La belle avait donc épuisé ce qui restait de mon pauvre roi
qui, le jour de Noël, se mit au lit, seul, agité de diarrhées et de fièvres
pernicieuses. Certains croyaient à de nouvelles crises de ce mal qu’il avait
déjà surmonté pendant des années. Mais lui savait pertinemment qu’il ne se
relèverait pas et il entra en agonie avec sérénité, se préparant calmement pour
son dernier sommeil. Il garda force et lucidité pour dicter son testament, son
corps possédant encore un ressort extraordinaire.

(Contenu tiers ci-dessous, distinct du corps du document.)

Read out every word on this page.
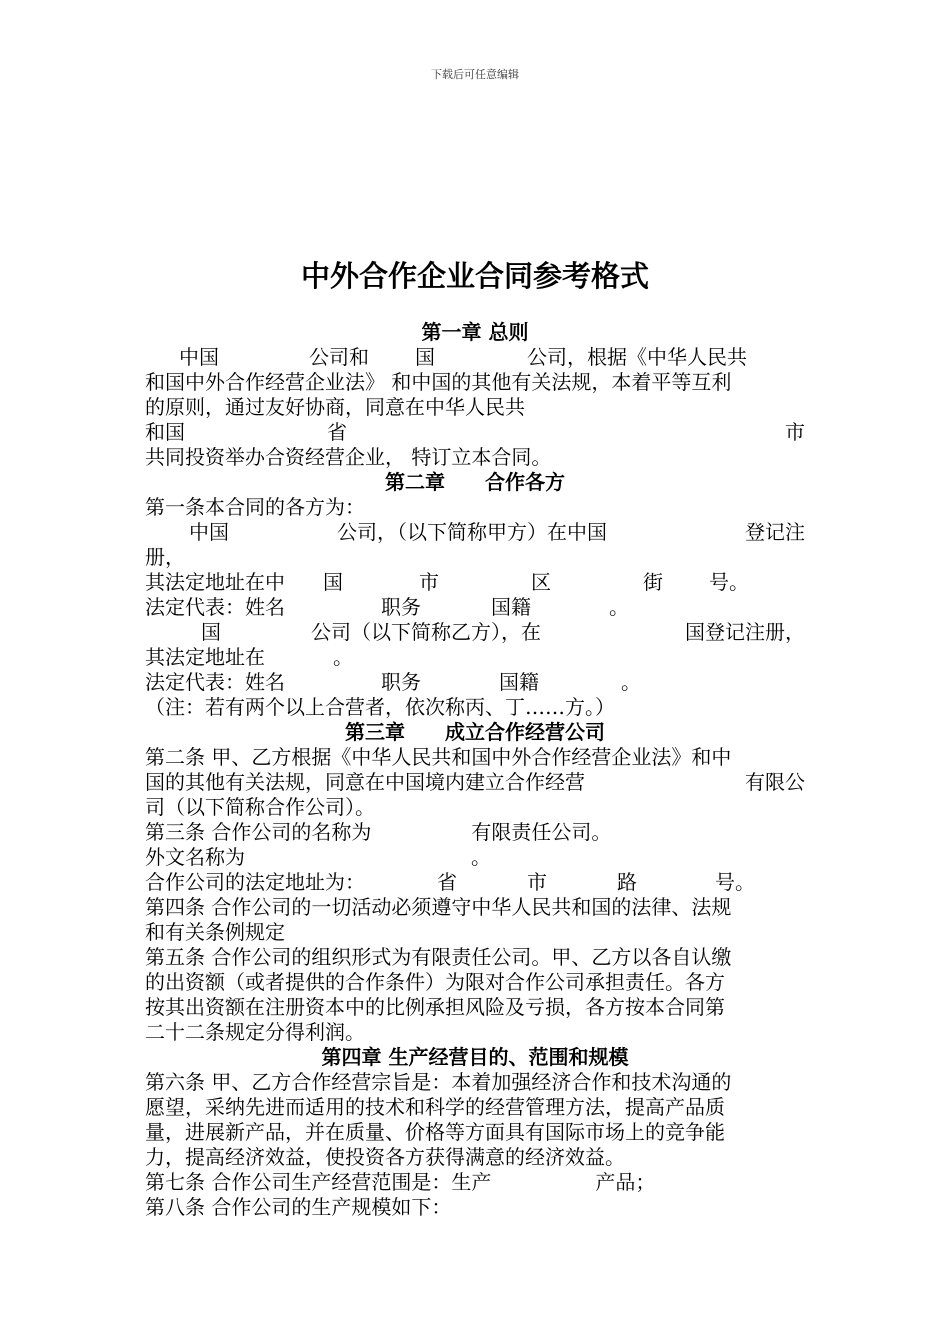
下载后可任意编辑
中外合作企业合同参考格式

第一章 总则

中国	公司和 国	公司，根据《中华人民共

和国中外合作经营企业法》 和中国的其他有关法规，本着平等互利

的原则，通过友好协商，同意在中华人民共

和国	省	市

共同投资举办合资经营企业， 特订立本合同。

第二章　　合作各方

第一条本合同的各方为：

中国	公司，（以下简称甲方）在中国	登记注

册，

其法定地址在中 国	市	区	街 号。

法定代表：姓名	职务	国籍	。

国	公司（以下简称乙方），在	国登记注册，

其法定地址在	。

法定代表：姓名	职务	国籍	。

（注：若有两个以上合营者，依次称丙、丁……方。）

第三章　　成立合作经营公司

第二条 甲、乙方根据《中华人民共和国中外合作经营企业法》和中

国的其他有关法规，同意在中国境内建立合作经营	有限公

司（以下简称合作公司）。

第三条 合作公司的名称为	有限责任公司。

外文名称为	。

合作公司的法定地址为：	省	市	路	号。

第四条 合作公司的一切活动必须遵守中华人民共和国的法律、法规

和有关条例规定

第五条 合作公司的组织形式为有限责任公司。甲、乙方以各自认缴

的出资额（或者提供的合作条件）为限对合作公司承担责任。各方

按其出资额在注册资本中的比例承担风险及亏损，各方按本合同第

二十二条规定分得利润。

第四章 生产经营目的、范围和规模

第六条 甲、乙方合作经营宗旨是：本着加强经济合作和技术沟通的

愿望，采纳先进而适用的技术和科学的经营管理方法，提高产品质

量，进展新产品，并在质量、价格等方面具有国际市场上的竞争能

力，提高经济效益，使投资各方获得满意的经济效益。

第七条 合作公司生产经营范围是：生产	产品；

第八条 合作公司的生产规模如下：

Il confirma, tout comme en
1505, le Conseil de Régence. Autour du lit, Charles de Bourbon, comte de
Vendôme, François de Bourbon, son frère, comte de Saint-Paul, l’aumônier
Guillaume Parvy, qui avait reçu la dernière confession de la reine Anne, La
Trémoille, Louis d’Orléans, comte de Dunois, le grand chambellan, des officiers
anglais représentant la reine Marie, les chevaliers Bayard et La Palice. Louis
tourna la tête vers François, ce qui lui arracha un rictus de souffrance, et il
lui fit signe de venir près de lui :
« François, mon fils, prenez soin de ce royaume et de
son peuple que j’ai chéri du plus profond de mon âme. »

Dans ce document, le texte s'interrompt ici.